Ms. Wang A-Mao was born into a musical family in Beijing, China. From 1996-2004, She studied piano and composition in the Primary and Middle School of the Central Conservatory of Music. From 2004-2009, she studied composition under Professor Tang Jianping at the Central Conservatory of Music, where she received her Bachelor of Arts in Composition.
Ms. Wang has received the second prize of the Palatino Composition Competition (2007) with her piano solo work – Sheng Dan Jing Mo Chou. In 2013, she has awarded the 2014 Missouri Music Teachers Association Composition Commission. In 2011, she was selected as a winner of the Young Composer Project, which was held by the Beijing Modern Music Festival with her chamber music work, The Vox of Swallow and Nightingale. Her East-West instrumentation chamber work The Feeble Breeze, The Sullen Spring was premiered by Music From China at Symphony Space in New York City (2013). Her Chinese chamber music work, The Battle Between Zhong Kui and Ghosts, was performed at the eighth Music Festival of the Central Conservatory of Music (2008). Her orchestral work Plantains in the Rain was read by Kansas City Symphony in 2012.
Ms. Wang has performed her own piano work, Mountains on The Other Side of The River, in the Crossroads concert at New York City’s Le Poisson Rouge and the Conservatory Connections concert at The Nelson-Atkins Museum of Art in Kansas City. Sheng Dan Jing Mo Chou, in the National Association of Schools of Music (NASM) concert at UMKC Conservatory (2011).

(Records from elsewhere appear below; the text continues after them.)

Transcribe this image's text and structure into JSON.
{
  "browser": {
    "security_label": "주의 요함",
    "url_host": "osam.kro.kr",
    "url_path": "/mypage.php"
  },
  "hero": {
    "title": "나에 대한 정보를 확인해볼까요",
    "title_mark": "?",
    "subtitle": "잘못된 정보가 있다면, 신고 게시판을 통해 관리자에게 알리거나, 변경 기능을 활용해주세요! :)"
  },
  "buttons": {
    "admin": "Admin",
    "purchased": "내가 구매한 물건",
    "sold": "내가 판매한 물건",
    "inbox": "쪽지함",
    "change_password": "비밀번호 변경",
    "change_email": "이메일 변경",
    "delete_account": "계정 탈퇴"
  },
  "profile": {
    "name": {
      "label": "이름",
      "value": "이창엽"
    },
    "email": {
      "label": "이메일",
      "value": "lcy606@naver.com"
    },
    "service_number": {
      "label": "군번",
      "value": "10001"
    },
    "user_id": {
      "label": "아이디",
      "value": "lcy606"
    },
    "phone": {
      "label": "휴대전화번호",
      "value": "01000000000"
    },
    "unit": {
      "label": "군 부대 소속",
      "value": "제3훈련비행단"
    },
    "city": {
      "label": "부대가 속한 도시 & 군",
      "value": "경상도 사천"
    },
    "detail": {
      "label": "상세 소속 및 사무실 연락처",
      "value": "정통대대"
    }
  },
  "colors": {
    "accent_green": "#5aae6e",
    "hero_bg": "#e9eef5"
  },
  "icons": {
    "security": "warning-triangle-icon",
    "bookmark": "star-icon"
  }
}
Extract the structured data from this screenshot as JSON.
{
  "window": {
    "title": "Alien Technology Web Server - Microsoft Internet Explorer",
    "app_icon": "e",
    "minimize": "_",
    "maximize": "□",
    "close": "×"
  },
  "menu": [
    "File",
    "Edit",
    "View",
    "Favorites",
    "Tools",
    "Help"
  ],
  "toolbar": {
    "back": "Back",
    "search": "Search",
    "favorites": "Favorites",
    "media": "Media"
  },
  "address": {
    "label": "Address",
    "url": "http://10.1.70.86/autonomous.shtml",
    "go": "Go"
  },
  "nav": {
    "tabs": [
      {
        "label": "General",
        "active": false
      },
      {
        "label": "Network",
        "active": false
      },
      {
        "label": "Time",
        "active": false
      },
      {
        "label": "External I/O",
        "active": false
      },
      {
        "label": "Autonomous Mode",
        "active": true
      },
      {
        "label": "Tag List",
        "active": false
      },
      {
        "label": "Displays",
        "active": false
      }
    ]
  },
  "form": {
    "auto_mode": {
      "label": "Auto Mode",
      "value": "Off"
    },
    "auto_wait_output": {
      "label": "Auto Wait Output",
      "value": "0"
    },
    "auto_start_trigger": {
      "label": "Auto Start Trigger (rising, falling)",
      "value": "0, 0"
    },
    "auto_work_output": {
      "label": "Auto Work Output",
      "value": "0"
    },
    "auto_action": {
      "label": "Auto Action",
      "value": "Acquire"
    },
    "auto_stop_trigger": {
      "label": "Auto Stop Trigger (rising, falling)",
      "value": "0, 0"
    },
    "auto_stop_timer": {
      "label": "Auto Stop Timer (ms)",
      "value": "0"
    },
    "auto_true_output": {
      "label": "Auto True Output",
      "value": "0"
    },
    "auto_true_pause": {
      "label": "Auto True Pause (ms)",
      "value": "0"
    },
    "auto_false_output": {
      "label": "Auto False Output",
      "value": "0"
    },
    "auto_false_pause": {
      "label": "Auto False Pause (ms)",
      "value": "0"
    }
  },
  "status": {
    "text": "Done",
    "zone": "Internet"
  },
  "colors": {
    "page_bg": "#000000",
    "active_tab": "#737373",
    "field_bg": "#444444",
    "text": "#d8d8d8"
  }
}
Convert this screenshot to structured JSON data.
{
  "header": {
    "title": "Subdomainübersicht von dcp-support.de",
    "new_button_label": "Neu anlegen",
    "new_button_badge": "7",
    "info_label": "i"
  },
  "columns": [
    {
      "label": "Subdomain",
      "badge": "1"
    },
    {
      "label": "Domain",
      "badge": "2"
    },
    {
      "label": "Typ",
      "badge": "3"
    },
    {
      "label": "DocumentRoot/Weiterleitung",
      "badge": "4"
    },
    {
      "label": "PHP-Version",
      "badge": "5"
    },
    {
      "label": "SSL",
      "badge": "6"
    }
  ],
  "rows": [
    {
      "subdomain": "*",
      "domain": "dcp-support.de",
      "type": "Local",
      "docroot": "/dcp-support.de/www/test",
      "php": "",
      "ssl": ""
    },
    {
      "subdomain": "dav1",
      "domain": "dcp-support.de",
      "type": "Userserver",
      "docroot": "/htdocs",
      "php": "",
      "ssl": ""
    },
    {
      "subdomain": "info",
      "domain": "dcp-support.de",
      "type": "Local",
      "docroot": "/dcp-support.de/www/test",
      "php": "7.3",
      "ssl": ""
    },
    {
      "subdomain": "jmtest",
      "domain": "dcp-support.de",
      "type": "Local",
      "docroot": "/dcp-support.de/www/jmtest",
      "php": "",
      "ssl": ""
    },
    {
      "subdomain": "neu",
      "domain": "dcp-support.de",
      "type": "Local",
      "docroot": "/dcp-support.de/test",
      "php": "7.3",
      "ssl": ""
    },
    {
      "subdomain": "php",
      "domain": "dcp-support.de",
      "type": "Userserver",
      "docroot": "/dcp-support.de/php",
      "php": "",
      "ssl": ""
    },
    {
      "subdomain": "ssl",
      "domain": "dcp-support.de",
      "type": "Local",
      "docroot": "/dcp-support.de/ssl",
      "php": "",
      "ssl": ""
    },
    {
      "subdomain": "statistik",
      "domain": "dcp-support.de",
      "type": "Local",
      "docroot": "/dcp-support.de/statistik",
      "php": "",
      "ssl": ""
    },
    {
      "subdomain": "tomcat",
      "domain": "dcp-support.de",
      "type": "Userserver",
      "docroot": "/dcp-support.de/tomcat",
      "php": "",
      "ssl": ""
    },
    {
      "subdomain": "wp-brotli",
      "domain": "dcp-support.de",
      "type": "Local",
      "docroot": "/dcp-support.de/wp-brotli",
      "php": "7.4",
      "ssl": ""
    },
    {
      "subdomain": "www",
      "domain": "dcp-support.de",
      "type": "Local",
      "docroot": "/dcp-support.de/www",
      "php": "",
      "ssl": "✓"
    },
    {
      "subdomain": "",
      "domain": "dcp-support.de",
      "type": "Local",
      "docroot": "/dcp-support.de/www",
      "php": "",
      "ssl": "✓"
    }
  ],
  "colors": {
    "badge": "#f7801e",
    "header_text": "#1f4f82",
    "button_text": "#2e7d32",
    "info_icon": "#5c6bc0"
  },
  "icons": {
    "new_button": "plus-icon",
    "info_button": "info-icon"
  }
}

Currently, Ms. Wang A Mao is a second-year D.M.A. composition student at the UMKC Conservatory of Music and Dance, studying composition with Professors Chen Yi, Zhou Long, James Mobberley, and Paul Rudy.
Characters in Theatre:
Beijing Opera is a form of traditional Chinese theater which combines singing, reciting, performing, acrobatics acting, and instrumental accompanying, along with rich face make-up, costume, and stage setting. I applied the pitch material drawn from the fixed instrumental accompanying pattern, the rhythmic material and tone color from percussion ensemble performance, to compose the theme and its development. By contrasting the legato phrases and staccato phrases, altering the rhythm, and employing various dynamics, I attempted to depict the contrast between majestic male roles and delicate female roles.